Objective This study sought to explore the associations of the systemic immune-inflammation index (SII) with total cerebral small vessel disease (CSVD) burden and cognitive impairment. Methods We enrolled 201 patients in the retrospective study with complete clinical and laboratory data. The SII was calculated as platelet count × neutrophil count/lymphocyte count. Cognitive function was evaluated by the Mini-Mental State Examination (MMSE). Total CSVD burden was assessed based on magnetic resonance imaging. We performed logistic regression models, Spearman correlation, and mediation analysis to evaluate the associations of SII with CSVD burden and cognitive impairment.
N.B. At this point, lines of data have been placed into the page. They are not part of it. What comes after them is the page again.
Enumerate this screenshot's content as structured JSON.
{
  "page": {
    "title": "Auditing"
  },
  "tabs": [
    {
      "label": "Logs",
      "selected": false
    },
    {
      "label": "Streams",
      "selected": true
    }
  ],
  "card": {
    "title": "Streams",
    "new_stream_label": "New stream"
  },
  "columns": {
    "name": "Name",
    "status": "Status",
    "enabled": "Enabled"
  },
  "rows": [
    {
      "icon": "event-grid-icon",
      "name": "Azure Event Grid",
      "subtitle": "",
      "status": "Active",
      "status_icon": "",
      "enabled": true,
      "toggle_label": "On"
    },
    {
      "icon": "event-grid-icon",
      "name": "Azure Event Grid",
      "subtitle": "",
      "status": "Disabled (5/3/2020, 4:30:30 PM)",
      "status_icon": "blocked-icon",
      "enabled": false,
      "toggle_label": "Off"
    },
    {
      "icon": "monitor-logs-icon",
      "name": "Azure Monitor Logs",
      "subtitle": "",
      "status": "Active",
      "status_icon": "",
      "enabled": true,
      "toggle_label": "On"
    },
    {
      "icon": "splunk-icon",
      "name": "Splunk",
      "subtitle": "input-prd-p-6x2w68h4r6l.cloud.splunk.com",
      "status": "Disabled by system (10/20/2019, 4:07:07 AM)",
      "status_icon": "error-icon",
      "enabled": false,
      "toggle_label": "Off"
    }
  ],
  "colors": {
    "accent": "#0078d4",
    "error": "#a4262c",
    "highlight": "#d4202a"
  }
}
Results After adjustment for confounding factors in the multivariate binary logistic regression model, elevated SII (odds ratio [OR], 3.263; 95% confidence interval [CI], 1.577–6.752; P = 0.001) or severe CSVD burden (OR, 2.794; 95% CI, 1.342–5.817; P = 0.006) was significantly associated with the risk of cognitive impairment. Correlation analyses revealed that SII levels were negatively associated with MMSE scores (rs = −0.391, P < 0.001), and positively associated with the total CSVD burden score (rs = 0.361, P < 0.001). Moreover, SII was significantly related to the severity of the CSVD burden (OR, 2.674; 95% CI, 1.359–5.263; P = 0.004). The multivariable-adjusted odds ratios (95% CI) in highest tertile versus lowest tertile of SII were 8.947 (3.315–24.145) for cognitive impairment and 4.945 (2.063–11.854) for severe CSVD burden, respectively. The effect of higher SII on cognitive impairment development was partly mediated by severe CSVD burden. Conclusion Elevated SII is associated with severe CSVD burden and cognitive impairment. The mediating role of severe CSVD burden suggests that higher SII may contribute to cognitive impairment through aggravating CSVD burden.